Typical IF values for various training sessions or races are as follows:

Less than 0.75 recovery rides
0.75-0.85 endurance-paced training rides
0.85-0.95 tempo rides, aerobic and anaerobic interval workouts (work and rest periods combined), longer (>2.5 h) road races
0.95-1.05 lactate threshold intervals (work period only), shorter (<2.5 h) road races, criteriums, circuit races, longer (e.g., 40 km) TTs
1.05-1.15 shorter (e.g., 15 km) TTs, track points race
Greater than 1.15 prologue TT, track pursuit, track miss-and-out

Note that one particularly useful application of IF is to check for changes in threshold power – specifically, an IF of more than 1.05 for a race that is approximately 1 hour in duration is often a sign that the rider’s threshold power is actually greater than that presently entered into the program. Thus, by simply examining a rider’s IF for various events during the course of a season, increases or decreases in threshold power can often be revealed without the need for frequent formal testing.
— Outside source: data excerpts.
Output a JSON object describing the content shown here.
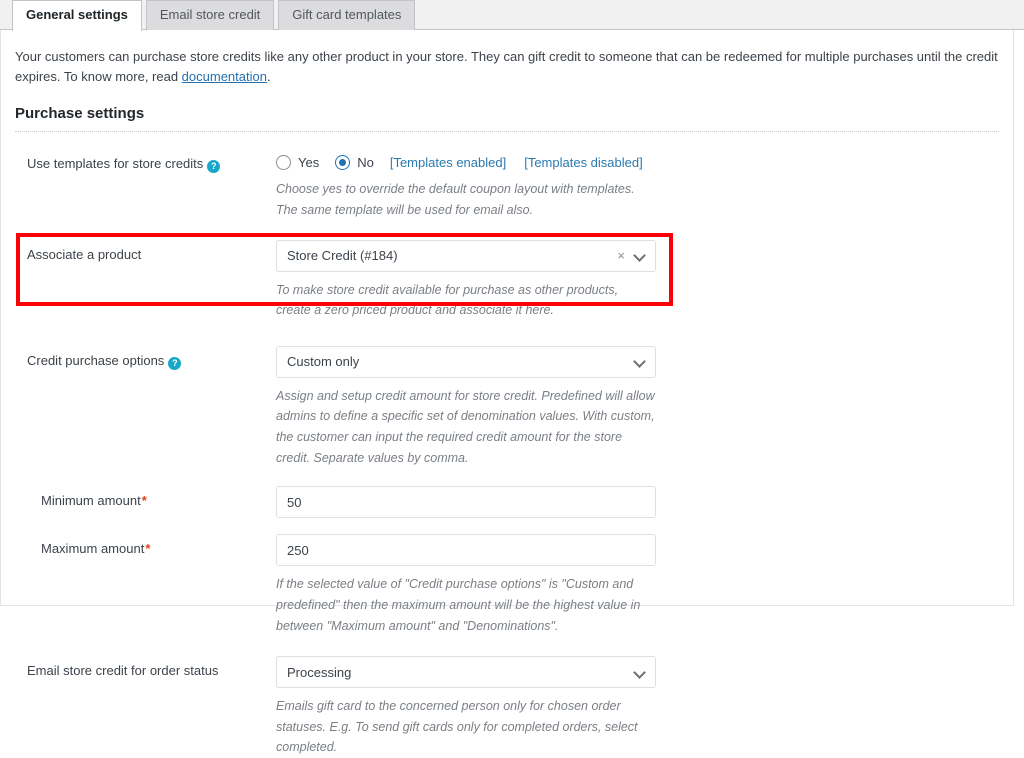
{
  "tabs": [
    {
      "label": "General settings",
      "active": true
    },
    {
      "label": "Email store credit",
      "active": false
    },
    {
      "label": "Gift card templates",
      "active": false
    }
  ],
  "intro": {
    "text_before": "Your customers can purchase store credits like any other product in your store. They can gift credit to someone that can be redeemed for multiple purchases until the credit expires. To know more, read ",
    "link": "documentation",
    "text_after": "."
  },
  "section": {
    "title": "Purchase settings"
  },
  "fields": {
    "use_templates": {
      "label": "Use templates for store credits",
      "help_icon": "help-icon",
      "options": [
        {
          "label": "Yes",
          "checked": false
        },
        {
          "label": "No",
          "checked": true
        }
      ],
      "links": [
        "[Templates enabled]",
        "[Templates disabled]"
      ],
      "description": "Choose yes to override the default coupon layout with templates. The same template will be used for email also."
    },
    "associate_product": {
      "label": "Associate a product",
      "value": "Store Credit (#184)",
      "clear_icon": "×",
      "description": "To make store credit available for purchase as other products, create a zero priced product and associate it here.",
      "highlighted": true,
      "highlight_color": "#fb0007"
    },
    "credit_purchase_options": {
      "label": "Credit purchase options",
      "help_icon": "help-icon",
      "value": "Custom only",
      "description": "Assign and setup credit amount for store credit. Predefined will allow admins to define a specific set of denomination values. With custom, the customer can input the required credit amount for the store credit. Separate values by comma."
    },
    "minimum_amount": {
      "label": "Minimum amount",
      "required_marker": "*",
      "value": "50"
    },
    "maximum_amount": {
      "label": "Maximum amount",
      "required_marker": "*",
      "value": "250",
      "description": "If the selected value of \"Credit purchase options\" is \"Custom and predefined\" then the maximum amount will be the highest value in between \"Maximum amount\" and \"Denominations\"."
    },
    "email_order_status": {
      "label": "Email store credit for order status",
      "value": "Processing",
      "description": "Emails gift card to the concerned person only for chosen order statuses. E.g. To send gift cards only for completed orders, select completed."
    }
  },
  "colors": {
    "link": "#2271b1",
    "accent": "#2a7ab0",
    "help_icon": "#18a7c8",
    "required": "#e2401c",
    "highlight": "#fb0007"
  }
}
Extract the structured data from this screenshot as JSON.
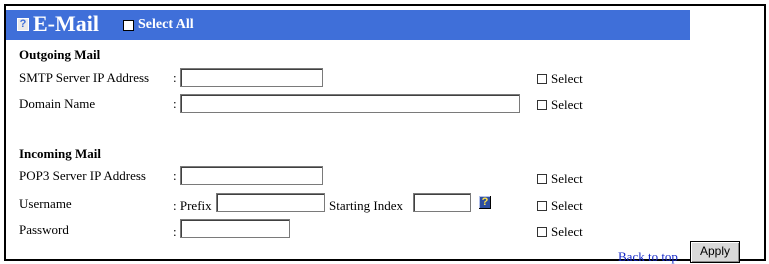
{
  "header": {
    "help_glyph": "?",
    "title": "E-Mail",
    "select_all_label": "Select All",
    "bar_color": "#3f6fd9"
  },
  "outgoing": {
    "heading": "Outgoing Mail",
    "smtp_label": "SMTP Server IP Address",
    "smtp_value": "",
    "domain_label": "Domain Name",
    "domain_value": ""
  },
  "incoming": {
    "heading": "Incoming Mail",
    "pop3_label": "POP3 Server IP Address",
    "pop3_value": "",
    "username_label": "Username",
    "prefix_label": ": Prefix",
    "prefix_value": "",
    "starting_index_label": "Starting Index",
    "starting_index_value": "",
    "password_label": "Password",
    "password_value": ""
  },
  "colon": ":",
  "select_label": "Select",
  "help_glyph": "?",
  "footer": {
    "back_to_top": "Back to top",
    "apply_label": "Apply"
  }
}
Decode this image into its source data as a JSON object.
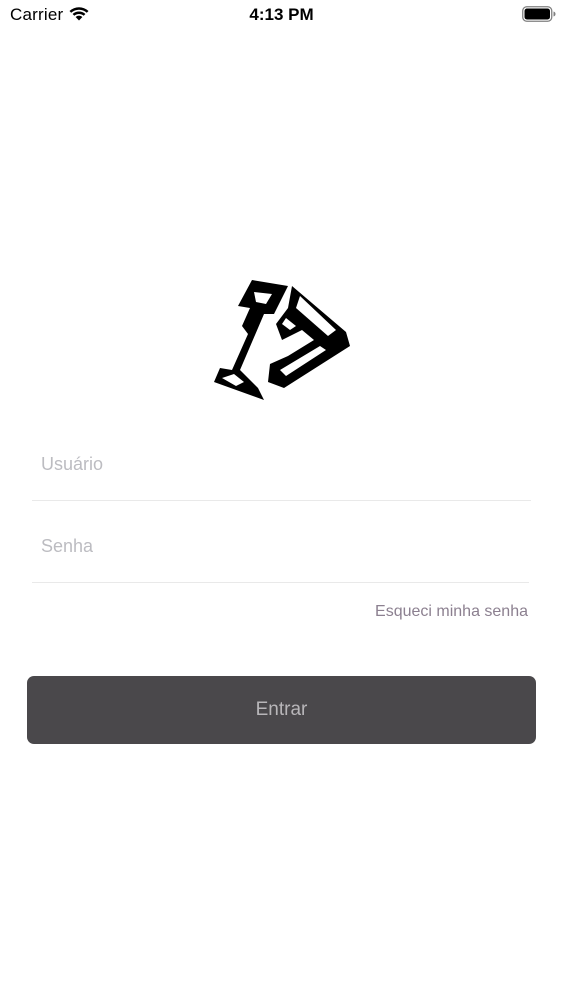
{
  "status_bar": {
    "carrier": "Carrier",
    "time": "4:13 PM",
    "wifi_icon": "wifi-icon",
    "battery_icon": "battery-full-icon"
  },
  "logo": {
    "icon": "app-logo-icon",
    "color": "#000000"
  },
  "form": {
    "username_placeholder": "Usuário",
    "username_value": "",
    "password_placeholder": "Senha",
    "password_value": "",
    "forgot_password_label": "Esqueci minha senha",
    "submit_label": "Entrar"
  },
  "colors": {
    "button_background": "#4a484b",
    "button_text": "#b8b6b9",
    "link": "#8c8090",
    "placeholder": "#bcbcc1"
  }
}
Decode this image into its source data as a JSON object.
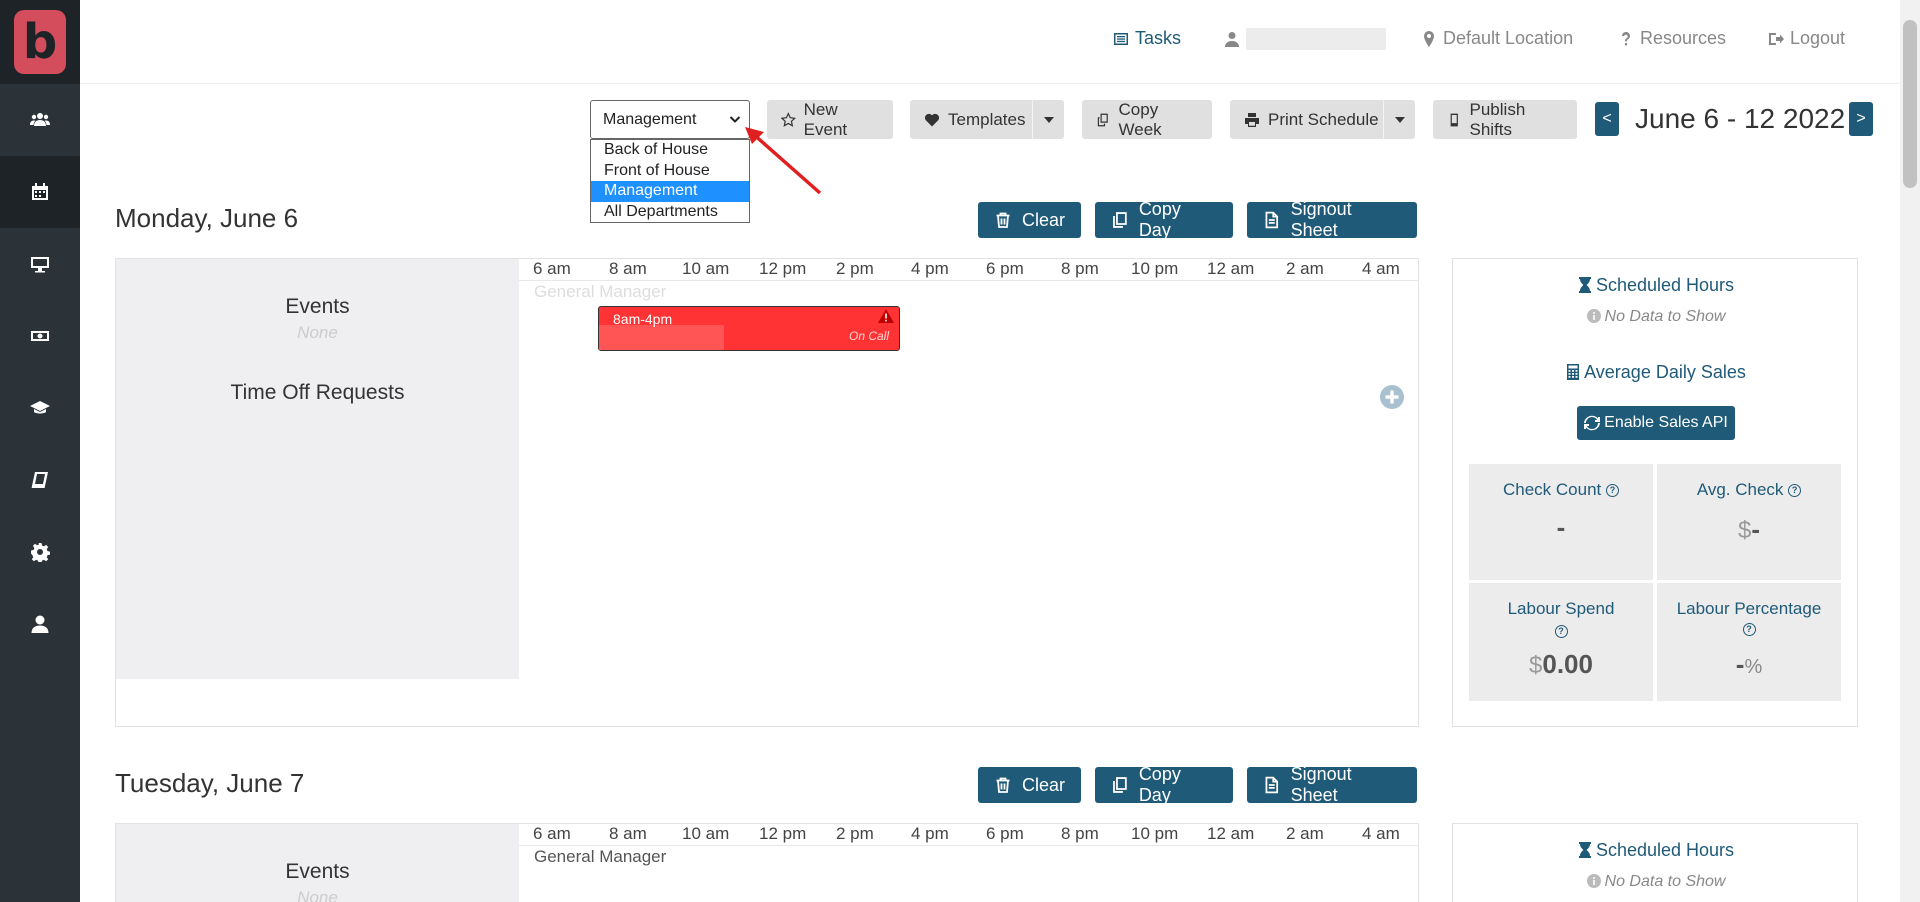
{
  "topnav": {
    "tasks": "Tasks",
    "location": "Default Location",
    "resources": "Resources",
    "logout": "Logout"
  },
  "toolbar": {
    "department_selected": "Management",
    "department_options": [
      "Back of House",
      "Front of House",
      "Management",
      "All Departments"
    ],
    "new_event": "New Event",
    "templates": "Templates",
    "copy_week": "Copy Week",
    "print_schedule": "Print Schedule",
    "publish_shifts": "Publish Shifts",
    "prev": "<",
    "next": ">",
    "week_range": "June 6 - 12 2022"
  },
  "ticks": [
    "6 am",
    "8 am",
    "10 am",
    "12 pm",
    "2 pm",
    "4 pm",
    "6 pm",
    "8 pm",
    "10 pm",
    "12 am",
    "2 am",
    "4 am"
  ],
  "days": [
    {
      "title": "Monday, June 6",
      "clear": "Clear",
      "copy_day": "Copy Day",
      "signout": "Signout Sheet",
      "events_label": "Events",
      "events_value": "None",
      "timeoff_label": "Time Off Requests",
      "role": "General Manager",
      "shift_time": "8am-4pm",
      "shift_status": "On Call"
    },
    {
      "title": "Tuesday, June 7",
      "clear": "Clear",
      "copy_day": "Copy Day",
      "signout": "Signout Sheet",
      "events_label": "Events",
      "events_value": "None",
      "role": "General Manager"
    }
  ],
  "stats": {
    "scheduled_hours": "Scheduled Hours",
    "no_data": "No Data to Show",
    "avg_daily_sales": "Average Daily Sales",
    "enable_api": "Enable Sales API",
    "check_count_label": "Check Count",
    "check_count_value": "-",
    "avg_check_label": "Avg. Check",
    "avg_check_currency": "$",
    "avg_check_value": "-",
    "labour_spend_label": "Labour Spend",
    "labour_spend_currency": "$",
    "labour_spend_value": "0.00",
    "labour_pct_label": "Labour Percentage",
    "labour_pct_value": "-",
    "labour_pct_unit": "%"
  },
  "colors": {
    "primary": "#1f5a78",
    "sidebar": "#2b3238",
    "shift": "#ff3333",
    "logo": "#d44d5c"
  }
}
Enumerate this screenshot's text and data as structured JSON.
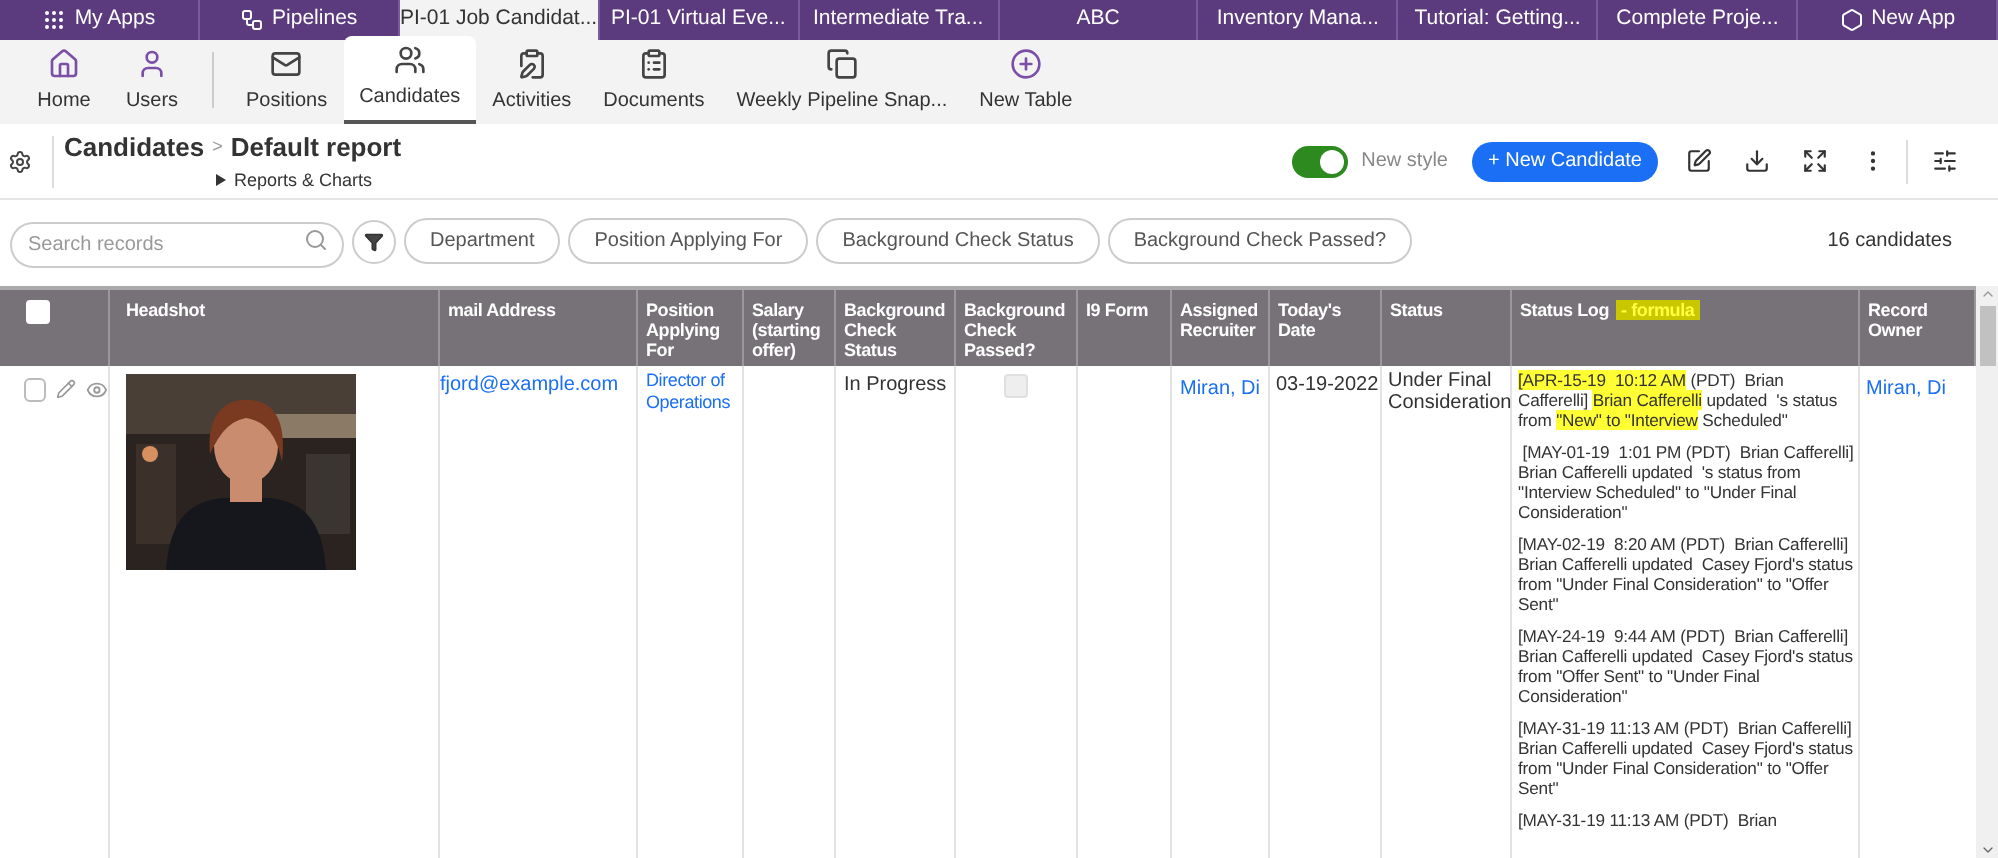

I’m pretty well calibrated against my own abilities and these were two outlier days within a 3 day time period, and were stronger efforts than my peak season last year.

Doesn’t change how I move forward other than being a validation that my training is working. I had already planned a full assessment week after my race block is over in early April and I’ll still wait until then.

Main issue is that I’ll prob rack up some extra “fake” TSS between now and then.

Just putting that out there for consideration, as those would be strong but not unusual efforts for me. You mentioned headwinds in original post, those produce a lot of high IF for 80 minute group rides on Wed nights.